Now we were getting into it. Deep. Talking practicalities and angles. I wanted everyone to leave with enough practical knowledge of magic that we could talk comfortably via email for the next month. At Johnny Thompson’s suggestion, Andrew Martini had prepared a setup onstage for looking at images projected on smoke. We bundled ourselves into the auditorium and were awed to see how beautiful – and deeply eerie – that looked.

We returned to the table and everything was getting very intense and very fast.

How do we make the Weird Sisters the equivocal creatures Shakespeare describes: wild, withered, androgynous things so unearthly and shriveled that Macbeth can’t tell whether they’re alive or dead? Do we want the set dark – to follow the language? Or light – to force the audience to create the darkness in their own minds? If dark, what kind of dark? Black on black and let Thom’s light wizardry create the color we want when we need it…?

There is nothing in the world that I love more than creative collaboration. And to be in the presence of these amazing artists, all joyfully planning how to scare the pee out of an audience with a four hundred year old horror story, well, the only word I can think of is ecstasy. Plain and simple. Ecstasy.

We carried the conversation – and our videography team – along with us to dinner at The Brothers Pizza and restaurant. Red and white plastic tablecloths. Jersey accents. Burgers. Tortellini. Chicken Caesar salad. Dan’s was the last dish delivered (“Who would have thought that this restaurant would rely on fresh kill for my veal Parm’ platter?”). From all the eating and talking Aaron began seriously, Heimlich-maneuver seriously, choking. Macbeth, Macbeth, Macbeth.

Back at the theater afterwards to finish up. We were newlyweds determined to get pregnant before we had to part for a few months. As our final objective, we agreed to choose a few images everybody loved. A shrieking, abstract wrought iron fence, something as ‘twere out of Edvard Munch. A massive “Texas Chainsaw” sliding door in Eastern State Penitentiary. And a vaulted underground room in the present day Cawdor Castle (Macbeth, in the play, becomes Thane of Cawdor). In the center of the room, encircled by a 5-foot-high wrought iron fence, an ancient dead tree emerges through the floor and out the ceiling.

Dan was sketching from our discussion and was about to pack up. He had a long drive ahead, back to Washington, D.C. Suddenly I looked at his sketch and an idea flashed into my head. I asked if he could stay another five minutes. Then I drew something – something I’d rather not disclose to you just yet – that could make it possible for the apparitions from the cauldron and the final vanish of the Weird Sisters to be a truly stunning sequence. Everybody liked the idea. The last drop of the day’s thinking contained the answer I’d been searching for all day.
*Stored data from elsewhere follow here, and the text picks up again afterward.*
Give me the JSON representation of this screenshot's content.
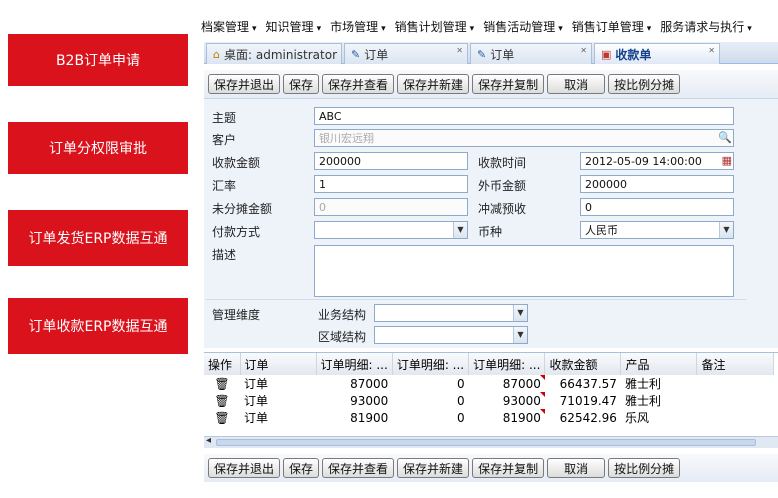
{
  "promos": [
    "B2B订单申请",
    "订单分权限审批",
    "订单发货ERP数据互通",
    "订单收款ERP数据互通"
  ],
  "menu": [
    "档案管理",
    "知识管理",
    "市场管理",
    "销售计划管理",
    "销售活动管理",
    "销售订单管理",
    "服务请求与执行"
  ],
  "tabs": [
    {
      "label": "桌面: administrator",
      "icon": "home-icon"
    },
    {
      "label": "订单",
      "icon": "pencil-icon"
    },
    {
      "label": "订单",
      "icon": "pencil-icon"
    },
    {
      "label": "收款单",
      "icon": "receipt-icon"
    }
  ],
  "toolbar": [
    "保存并退出",
    "保存",
    "保存并查看",
    "保存并新建",
    "保存并复制",
    "取消",
    "按比例分摊"
  ],
  "form": {
    "subject_label": "主题",
    "subject_value": "ABC",
    "customer_label": "客户",
    "customer_value": "银川宏远翔",
    "amount_label": "收款金额",
    "amount_value": "200000",
    "time_label": "收款时间",
    "time_value": "2012-05-09 14:00:00",
    "rate_label": "汇率",
    "rate_value": "1",
    "foreign_label": "外币金额",
    "foreign_value": "200000",
    "unalloc_label": "未分摊金额",
    "unalloc_value": "0",
    "offset_label": "冲减预收",
    "offset_value": "0",
    "paymethod_label": "付款方式",
    "paymethod_value": "",
    "currency_label": "币种",
    "currency_value": "人民币",
    "desc_label": "描述",
    "dim_label": "管理维度",
    "biz_label": "业务结构",
    "region_label": "区域结构"
  },
  "grid": {
    "columns": [
      "操作",
      "订单",
      "订单明细: ...",
      "订单明细: ...",
      "订单明细: ...",
      "收款金额",
      "产品",
      "备注"
    ],
    "rows": [
      [
        "",
        "订单",
        "87000",
        "0",
        "87000",
        "66437.57",
        "雅士利",
        ""
      ],
      [
        "",
        "订单",
        "93000",
        "0",
        "93000",
        "71019.47",
        "雅士利",
        ""
      ],
      [
        "",
        "订单",
        "81900",
        "0",
        "81900",
        "62542.96",
        "乐风",
        ""
      ]
    ]
  }
}
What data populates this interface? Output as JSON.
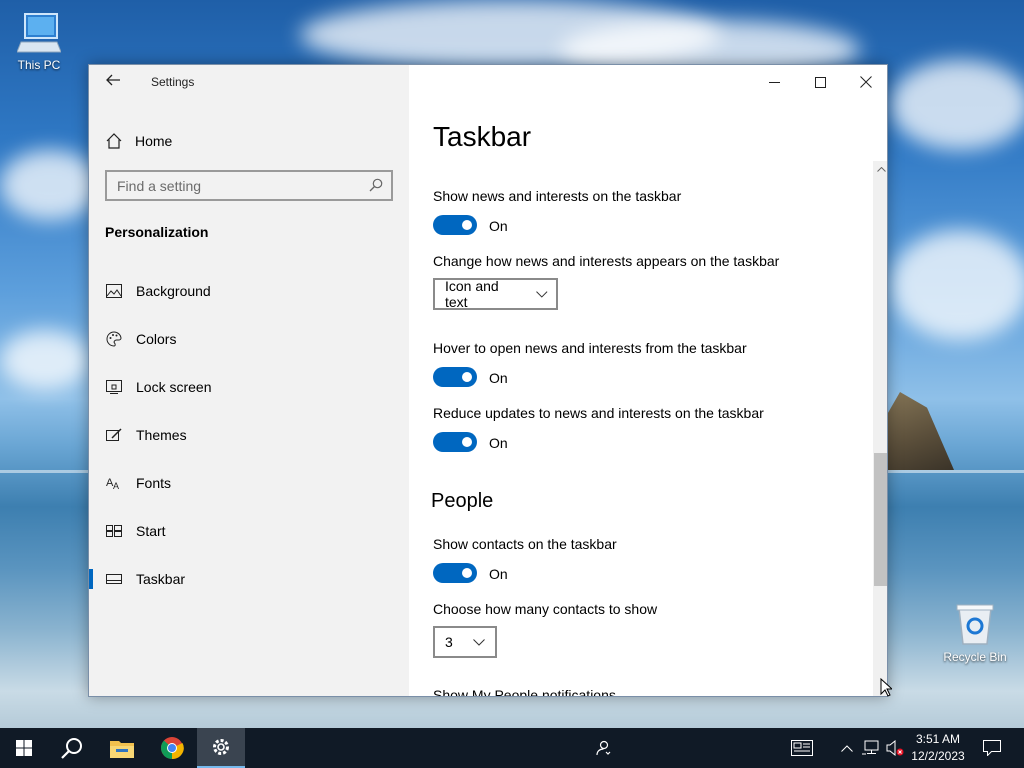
{
  "desktop": {
    "icons": [
      {
        "label": "This PC",
        "icon": "computer-icon"
      },
      {
        "label": "Recycle Bin",
        "icon": "recycle-bin-icon"
      }
    ]
  },
  "window": {
    "title": "Settings",
    "controls": {
      "minimize": "minimize-icon",
      "maximize": "maximize-icon",
      "close": "close-icon"
    }
  },
  "sidebar": {
    "home_label": "Home",
    "search_placeholder": "Find a setting",
    "section_label": "Personalization",
    "items": [
      {
        "label": "Background",
        "icon": "picture-icon"
      },
      {
        "label": "Colors",
        "icon": "palette-icon"
      },
      {
        "label": "Lock screen",
        "icon": "lock-screen-icon"
      },
      {
        "label": "Themes",
        "icon": "brush-icon"
      },
      {
        "label": "Fonts",
        "icon": "font-icon"
      },
      {
        "label": "Start",
        "icon": "start-icon"
      },
      {
        "label": "Taskbar",
        "icon": "taskbar-icon",
        "active": true
      }
    ]
  },
  "main": {
    "title": "Taskbar",
    "settings": [
      {
        "label": "Show news and interests on the taskbar",
        "toggle": "On"
      },
      {
        "label": "Change how news and interests appears on the taskbar",
        "dropdown": "Icon and text"
      },
      {
        "label": "Hover to open news and interests from the taskbar",
        "toggle": "On"
      },
      {
        "label": "Reduce updates to news and interests on the taskbar",
        "toggle": "On"
      }
    ],
    "people_heading": "People",
    "people_settings": [
      {
        "label": "Show contacts on the taskbar",
        "toggle": "On"
      },
      {
        "label": "Choose how many contacts to show",
        "dropdown": "3"
      },
      {
        "label": "Show My People notifications"
      }
    ]
  },
  "taskbar": {
    "buttons": [
      "start-icon",
      "search-icon",
      "file-explorer-icon",
      "chrome-icon",
      "settings-gear-icon"
    ],
    "tray": [
      "people-icon",
      "news-icon",
      "chevron-up-icon",
      "network-icon",
      "volume-muted-icon"
    ],
    "time": "3:51 AM",
    "date": "12/2/2023",
    "notification_icon": "action-center-icon"
  },
  "colors": {
    "accent": "#0067c0",
    "taskbar": "#101a26",
    "sidebar": "#f2f2f2"
  }
}
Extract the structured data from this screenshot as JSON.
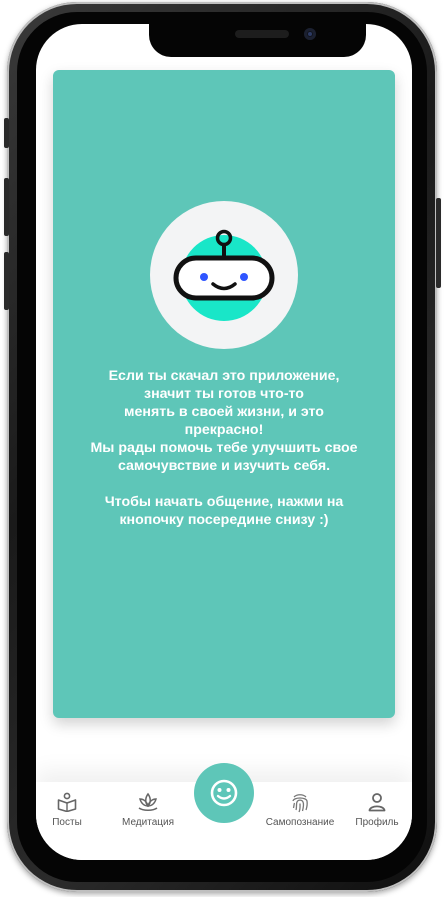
{
  "card": {
    "background": "#5ec6b8",
    "avatar_icon": "robot-icon",
    "message": "Если ты скачал это приложение,\nзначит ты готов что-то\nменять в своей жизни, и это\nпрекрасно!\nМы рады помочь тебе улучшить свое\nсамочувствие и изучить себя.\n\nЧтобы начать общение, нажми на\nкнопочку посередине снизу :)"
  },
  "tabbar": {
    "items": [
      {
        "label": "Посты",
        "icon": "book-icon"
      },
      {
        "label": "Медитация",
        "icon": "lotus-icon"
      },
      {
        "label": "",
        "icon": "smile-icon"
      },
      {
        "label": "Самопознание",
        "icon": "fingerprint-icon"
      },
      {
        "label": "Профиль",
        "icon": "user-icon"
      }
    ],
    "accent": "#5ec6b8"
  }
}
Our group was now officially brain dead. The tireless videographers turned off their cameras and packed up their tripods. Aaron – who had done a full day’s work before any of our meetings – looked nearly unconscious. Dan, bleary-eyed, filled his coffee cup for the long drive. Matt, Devon, and Tom bundled up warm and headed for the train station.

I bounded back to my hotel in the chilly air and couldn’t fall asleep for the next four hours. I’d been looking forward to this meeting for forty years. And it’s hard to unwind at the end of a Jack Bauer day.